Comment caractériser vocalement les personnages ?
Sachez que cet opéra met en scène dix rôles masculins et un seul rôle féminin qui, d’ailleurs, meurt vite : il était indispensable d’élargir au maximum les tessitures afin de rendre tout ce monde identifiable. On y rencontrera tous les registres, depuis la basse profonde jusqu’au contre-ténor, avec un doublon – deux ténors (Kubin et le Coiffeur) – , plus un rôle travesti, celui de l’Éditeur, confié à un mezzo-soprano. Cela dit, la caractérisation, dépassant de loin le seul souci de la tessiture, s’inscrit avant tout dans l’écriture et la prosodie de chaque personnage. Sans doute ai-je voulu faire un opéra pour essayer de rendre la prosodie signifiante sur le plan dramaturgique. En allant vite, je dirai que dans L’autre côté l’expression des bons procède du conjoint et du mélismatique, tandis que celle des méchants opère dans le monosyllabique et le disjoint. Le paroxysme des premiers étant Madame Kubin et le Dictateur celui des seconds, leurs styles vont logiquement fusionner dans les personnages que cette classification rapide mettrait entre eux deux, créant une palette intermédiaire dans le traitement du français.

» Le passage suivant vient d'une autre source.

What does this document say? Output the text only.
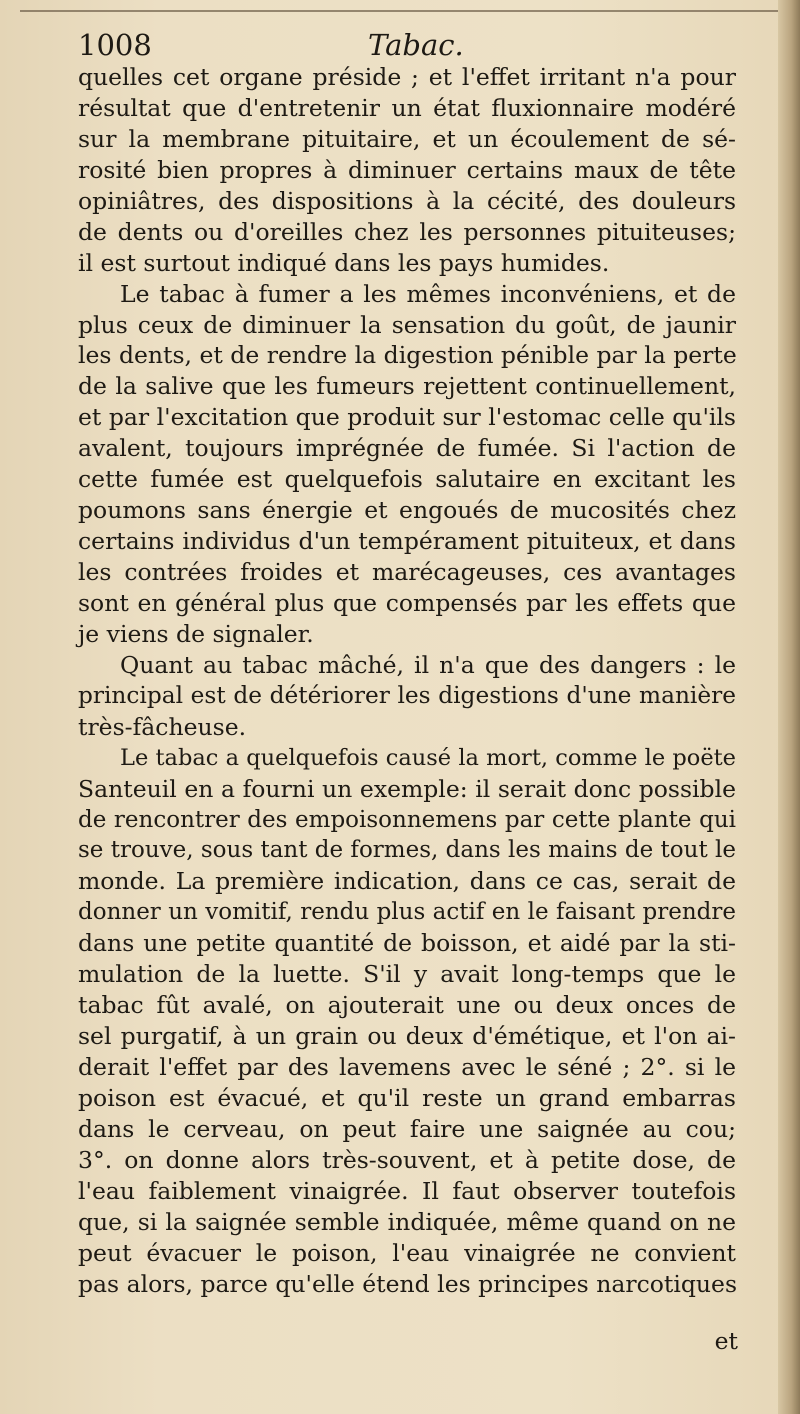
1008	Tabac.
quelles cet organe préside ; et l'effet irritant n'a pour
résultat que d'entretenir un état fluxionnaire modéré
sur la membrane pituitaire, et un écoulement de sé-
rosité bien propres à diminuer certains maux de tête
opiniâtres, des dispositions à la cécité, des douleurs
de dents ou d'oreilles chez les personnes pituiteuses;
il est surtout indiqué dans les pays humides.
Le tabac à fumer a les mêmes inconvéniens, et de
plus ceux de diminuer la sensation du goût, de jaunir
les dents, et de rendre la digestion pénible par la perte
de la salive que les fumeurs rejettent continuellement,
et par l'excitation que produit sur l'estomac celle qu'ils
avalent, toujours imprégnée de fumée. Si l'action de
cette fumée est quelquefois salutaire en excitant les
poumons sans énergie et engoués de mucosités chez
certains individus d'un tempérament pituiteux, et dans
les contrées froides et marécageuses, ces avantages
sont en général plus que compensés par les effets que
je viens de signaler.
Quant au tabac mâché, il n'a que des dangers : le
principal est de détériorer les digestions d'une manière
très-fâcheuse.
Le tabac a quelquefois causé la mort, comme le poëte
Santeuil en a fourni un exemple: il serait donc possible
de rencontrer des empoisonnemens par cette plante qui
se trouve, sous tant de formes, dans les mains de tout le
monde. La première indication, dans ce cas, serait de
donner un vomitif, rendu plus actif en le faisant prendre
dans une petite quantité de boisson, et aidé par la sti-
mulation de la luette. S'il y avait long-temps que le
tabac fût avalé, on ajouterait une ou deux onces de
sel purgatif, à un grain ou deux d'émétique, et l'on ai-
derait l'effet par des lavemens avec le séné ; 2°. si le
poison est évacué, et qu'il reste un grand embarras
dans le cerveau, on peut faire une saignée au cou;
3°. on donne alors très-souvent, et à petite dose, de
l'eau faiblement vinaigrée. Il faut observer toutefois
que, si la saignée semble indiquée, même quand on ne
peut évacuer le poison, l'eau vinaigrée ne convient
pas alors, parce qu'elle étend les principes narcotiques
et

Écrit-on différemment d’une autre musique celle que l’on destine à l’opéra ?
Il y a les contraintes des chanteurs, celles de périodicité ou de rythme – un opéra pointilliste et sans pulsation serait « mou », par exemple –, et il faut laisser de la place au texte, tout simplement. Il n’est pas nécessaire de créer un sens sonore continuellement : par moment, l’orchestre doit s’effacer au profit de la parole. Il y a des passages d’action, de narration, etc.
Êtes-vous intervenu dans les choix de distribution ?
Des auditions eurent lieu. Nous voulions nous garder d’exigences excessives, voire farfelues. L’important était de former une équipe d’artistes capables de s’engager et de s’entendre pour défendre une création. À qualités égales, il vaut mieux s’entourer de chanteurs de bonne volonté et, si possible, sympathiques, non ? De mon côté, j’ai amené Sylvia Marini-Vadimova avec laquelle j’ai beaucoup travaillé par le passé, ainsi que Robert Expert que j’avais connu au conservatoire, quelqu’un dont j’admire la grande présence scénique. Puis l’Opéra national du Rhin m’a présenté des gens venant d’univers différents. Et peu à peu s’est formée ce que je crois être une sorte de troupe.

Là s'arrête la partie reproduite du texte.